Best of all, the trails are open to the public: Under an easement agreement made with New York State, much of the club's acreage is accessible to everyone. The Lake Road ends at the fjord-like Ausable Lakes, which are private club property best viewed from the surrounding mountaintops.

I grew up visiting this section of the Adirondacks and have fond childhood memories of clambering down the Lake Road in search of adventure. And, full disclosure, family members past and present have belonged to the Ausable Club.

When I broached the topic of a story with the club's general manager, John R. Schuler, and, eventually, president Bill Paternotte, they politely declined. Club members are private types, they said. So I decided instead to meet nonmembers: hikers and others who use club property because, well, they can.

One couple I met, Steve and Tina Plugge, had not previously visited the Ausable Club or the trails behind it. The rustic setting reminded Tina of summer camp; Steve pictured scenes from Dirty Dancing.

"I kept thinking, Nobody puts Baby in a corner!" Steve said of the movie's iconic line. (The 1987 flick was filmed in Virginia, though it's ostensibly set in New York's Catskill Mountains.)

The Plugges told me they'd turned around after encountering a black bear and her two cubs. They weren't kidding: About a mile up the road, a mama bear snuffled in the grass as two tiny cubs played, running around and pawing at the air. The preserve, as envisioned by its founding members, was doing its job.

Black bear - SASHA GOLDSTEIN
  • Sasha Goldstein
  • Black bear

As a thunderstorm rumbled in, I decided to call it a day.

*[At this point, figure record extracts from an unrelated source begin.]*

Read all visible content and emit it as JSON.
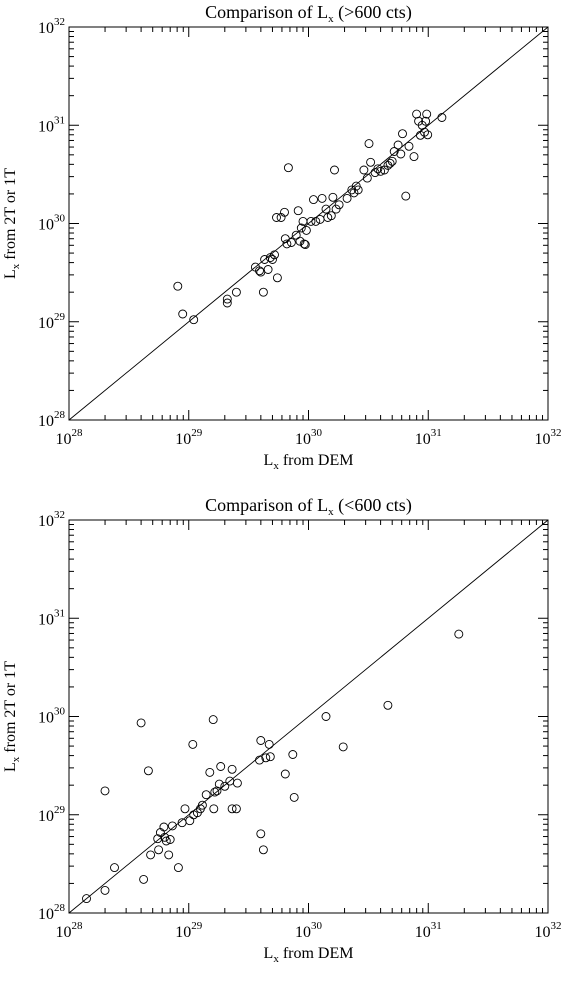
{
  "chart_data": [
    {
      "type": "scatter",
      "title": {
        "base": "Comparison of L",
        "sub": "x",
        "tail": " (>600 cts)"
      },
      "xlabel": {
        "base": "L",
        "sub": "x",
        "tail": " from DEM"
      },
      "ylabel": {
        "base": "L",
        "sub": "x",
        "tail": " from 2T or 1T"
      },
      "xscale": "log",
      "yscale": "log",
      "xlim": [
        1e+28,
        1e+32
      ],
      "ylim": [
        1e+28,
        1e+32
      ],
      "ticks": [
        {
          "base": "10",
          "exp": "28"
        },
        {
          "base": "10",
          "exp": "29"
        },
        {
          "base": "10",
          "exp": "30"
        },
        {
          "base": "10",
          "exp": "31"
        },
        {
          "base": "10",
          "exp": "32"
        }
      ],
      "reference_line": "y = x",
      "marker": "open-circle",
      "grid": false,
      "legend": "none",
      "points": [
        [
          8.1e+28,
          2.3e+29
        ],
        [
          8.9e+28,
          1.2e+29
        ],
        [
          1.1e+29,
          1.05e+29
        ],
        [
          2.1e+29,
          1.7e+29
        ],
        [
          2.1e+29,
          1.55e+29
        ],
        [
          2.5e+29,
          2e+29
        ],
        [
          3.6e+29,
          3.6e+29
        ],
        [
          3.9e+29,
          3.3e+29
        ],
        [
          4e+29,
          3.2e+29
        ],
        [
          4.2e+29,
          2e+29
        ],
        [
          4.3e+29,
          4.3e+29
        ],
        [
          4.6e+29,
          3.4e+29
        ],
        [
          4.8e+29,
          4.5e+29
        ],
        [
          5e+29,
          4.3e+29
        ],
        [
          5.2e+29,
          4.8e+29
        ],
        [
          5.5e+29,
          2.8e+29
        ],
        [
          5.4e+29,
          1.15e+30
        ],
        [
          5.9e+29,
          1.15e+30
        ],
        [
          6.3e+29,
          1.3e+30
        ],
        [
          6.4e+29,
          7e+29
        ],
        [
          6.6e+29,
          6.2e+29
        ],
        [
          6.8e+29,
          3.7e+30
        ],
        [
          7.2e+29,
          6.4e+29
        ],
        [
          7.9e+29,
          7.6e+29
        ],
        [
          8.2e+29,
          1.35e+30
        ],
        [
          8.5e+29,
          6.6e+29
        ],
        [
          8.7e+29,
          9e+29
        ],
        [
          9e+29,
          1.05e+30
        ],
        [
          9.2e+29,
          6.2e+29
        ],
        [
          9.4e+29,
          6.1e+29
        ],
        [
          9.6e+29,
          8.5e+29
        ],
        [
          1.05e+30,
          1.05e+30
        ],
        [
          1.1e+30,
          1.75e+30
        ],
        [
          1.15e+30,
          1.05e+30
        ],
        [
          1.25e+30,
          1.1e+30
        ],
        [
          1.3e+30,
          1.8e+30
        ],
        [
          1.4e+30,
          1.4e+30
        ],
        [
          1.45e+30,
          1.15e+30
        ],
        [
          1.55e+30,
          1.2e+30
        ],
        [
          1.6e+30,
          1.85e+30
        ],
        [
          1.7e+30,
          1.4e+30
        ],
        [
          1.65e+30,
          3.5e+30
        ],
        [
          1.8e+30,
          1.55e+30
        ],
        [
          2.1e+30,
          1.8e+30
        ],
        [
          2.3e+30,
          2.2e+30
        ],
        [
          2.4e+30,
          2.05e+30
        ],
        [
          2.5e+30,
          2.4e+30
        ],
        [
          2.6e+30,
          2.2e+30
        ],
        [
          2.9e+30,
          3.5e+30
        ],
        [
          3.1e+30,
          2.9e+30
        ],
        [
          3.2e+30,
          6.5e+30
        ],
        [
          3.3e+30,
          4.2e+30
        ],
        [
          3.6e+30,
          3.3e+30
        ],
        [
          3.8e+30,
          3.6e+30
        ],
        [
          4e+30,
          3.4e+30
        ],
        [
          4.3e+30,
          3.5e+30
        ],
        [
          4.6e+30,
          3.9e+30
        ],
        [
          4.8e+30,
          4.1e+30
        ],
        [
          5e+30,
          4.3e+30
        ],
        [
          5.2e+30,
          5.4e+30
        ],
        [
          5.6e+30,
          6.3e+30
        ],
        [
          5.9e+30,
          5.1e+30
        ],
        [
          6.1e+30,
          8.2e+30
        ],
        [
          6.5e+30,
          1.9e+30
        ],
        [
          6.9e+30,
          6.1e+30
        ],
        [
          7.6e+30,
          4.8e+30
        ],
        [
          8e+30,
          1.3e+31
        ],
        [
          8.3e+30,
          1.1e+31
        ],
        [
          8.6e+30,
          7.9e+30
        ],
        [
          8.9e+30,
          1e+31
        ],
        [
          9.3e+30,
          8.5e+30
        ],
        [
          9.5e+30,
          1.1e+31
        ],
        [
          9.7e+30,
          1.3e+31
        ],
        [
          9.9e+30,
          8e+30
        ],
        [
          1.3e+31,
          1.2e+31
        ]
      ]
    },
    {
      "type": "scatter",
      "title": {
        "base": "Comparison of L",
        "sub": "x",
        "tail": " (<600 cts)"
      },
      "xlabel": {
        "base": "L",
        "sub": "x",
        "tail": " from DEM"
      },
      "ylabel": {
        "base": "L",
        "sub": "x",
        "tail": " from 2T or 1T"
      },
      "xscale": "log",
      "yscale": "log",
      "xlim": [
        1e+28,
        1e+32
      ],
      "ylim": [
        1e+28,
        1e+32
      ],
      "ticks": [
        {
          "base": "10",
          "exp": "28"
        },
        {
          "base": "10",
          "exp": "29"
        },
        {
          "base": "10",
          "exp": "30"
        },
        {
          "base": "10",
          "exp": "31"
        },
        {
          "base": "10",
          "exp": "32"
        }
      ],
      "reference_line": "y = x",
      "marker": "open-circle",
      "grid": false,
      "legend": "none",
      "points": [
        [
          1.4e+28,
          1.4e+28
        ],
        [
          2e+28,
          1.7e+28
        ],
        [
          2e+28,
          1.75e+29
        ],
        [
          2.4e+28,
          2.9e+28
        ],
        [
          4.2e+28,
          2.2e+28
        ],
        [
          4e+28,
          8.6e+29
        ],
        [
          4.6e+28,
          2.8e+29
        ],
        [
          4.8e+28,
          3.9e+28
        ],
        [
          5.5e+28,
          5.7e+28
        ],
        [
          5.6e+28,
          4.4e+28
        ],
        [
          5.8e+28,
          6.6e+28
        ],
        [
          6.2e+28,
          7.5e+28
        ],
        [
          6.3e+28,
          5.9e+28
        ],
        [
          6.5e+28,
          5.4e+28
        ],
        [
          6.8e+28,
          3.9e+28
        ],
        [
          7e+28,
          5.6e+28
        ],
        [
          7.3e+28,
          7.7e+28
        ],
        [
          8.2e+28,
          2.9e+28
        ],
        [
          8.8e+28,
          8.3e+28
        ],
        [
          9.3e+28,
          1.15e+29
        ],
        [
          1.02e+29,
          8.7e+28
        ],
        [
          1.08e+29,
          5.2e+29
        ],
        [
          1.1e+29,
          1e+29
        ],
        [
          1.18e+29,
          1.05e+29
        ],
        [
          1.25e+29,
          1.15e+29
        ],
        [
          1.3e+29,
          1.25e+29
        ],
        [
          1.4e+29,
          1.6e+29
        ],
        [
          1.5e+29,
          2.7e+29
        ],
        [
          1.6e+29,
          9.3e+29
        ],
        [
          1.62e+29,
          1.15e+29
        ],
        [
          1.65e+29,
          1.7e+29
        ],
        [
          1.72e+29,
          1.75e+29
        ],
        [
          1.8e+29,
          2.05e+29
        ],
        [
          1.85e+29,
          3.1e+29
        ],
        [
          2e+29,
          1.95e+29
        ],
        [
          2.2e+29,
          2.2e+29
        ],
        [
          2.3e+29,
          2.9e+29
        ],
        [
          2.3e+29,
          1.15e+29
        ],
        [
          2.5e+29,
          1.15e+29
        ],
        [
          2.55e+29,
          2.1e+29
        ],
        [
          3.9e+29,
          3.6e+29
        ],
        [
          4e+29,
          5.7e+29
        ],
        [
          4e+29,
          6.4e+28
        ],
        [
          4.2e+29,
          4.4e+28
        ],
        [
          4.4e+29,
          3.8e+29
        ],
        [
          4.7e+29,
          5.2e+29
        ],
        [
          4.8e+29,
          3.9e+29
        ],
        [
          6.4e+29,
          2.6e+29
        ],
        [
          7.4e+29,
          4.1e+29
        ],
        [
          7.6e+29,
          1.5e+29
        ],
        [
          1.4e+30,
          1e+30
        ],
        [
          1.95e+30,
          4.9e+29
        ],
        [
          4.6e+30,
          1.3e+30
        ],
        [
          1.8e+31,
          6.9e+30
        ]
      ]
    }
  ]
}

I turned back toward the club and greeted a group of weary walkers finishing a hike on Sawteeth mountain, named for its distinctive profile.

I joined up with the group of siblings and one spouse. They all live in the Northeast, they told me, and try to meet up for occasional day hikes, frequently in the Adirondacks. A solo hiker fell in with us on the walk back from his climb up Indian Head, a well-traveled trail because of its short length and sweet views of the Ausable Lakes. The crew was happy to hike for free, especially compared to out west, where private land can cost an admission fee, said Sarah Downes, a hiker visiting from Enosburg.

"They don't have to allow public access," she said of the club. "They have a jewel that anybody can use."

The next day, I was back at the club for a different spectacle: fireworks. The club's busiest time of year is always the Fourth of July weekend, when hundreds of members arrive to golf, fish, play tennis, enjoy the weather and dine at the clubhouse. It climaxed on Saturday with an epic pyrotechnic display, rattling and booming across the mountain valley. It's also the one time of year that nonmembers can come to the club to a part of the property usually considered off limits.

Members, dressed to the nines for the evening, gazed out from the clubhouse porch after dinner while locals and other visitors on the golf course sat on camp chairs and huddled under blankets to ward off the cool mountain air.

"That they allow all these people on their golf course — it's very civic-minded of them," noted Gita Grady, a nonmember from Keene Valley who has visited each summer for decades. Children ran by giggling and playing as they waited for dusk to fall. "We made a big effort to get up from New Jersey tonight so we could get here for the fireworks," Grady added. "It's the icing on the cake."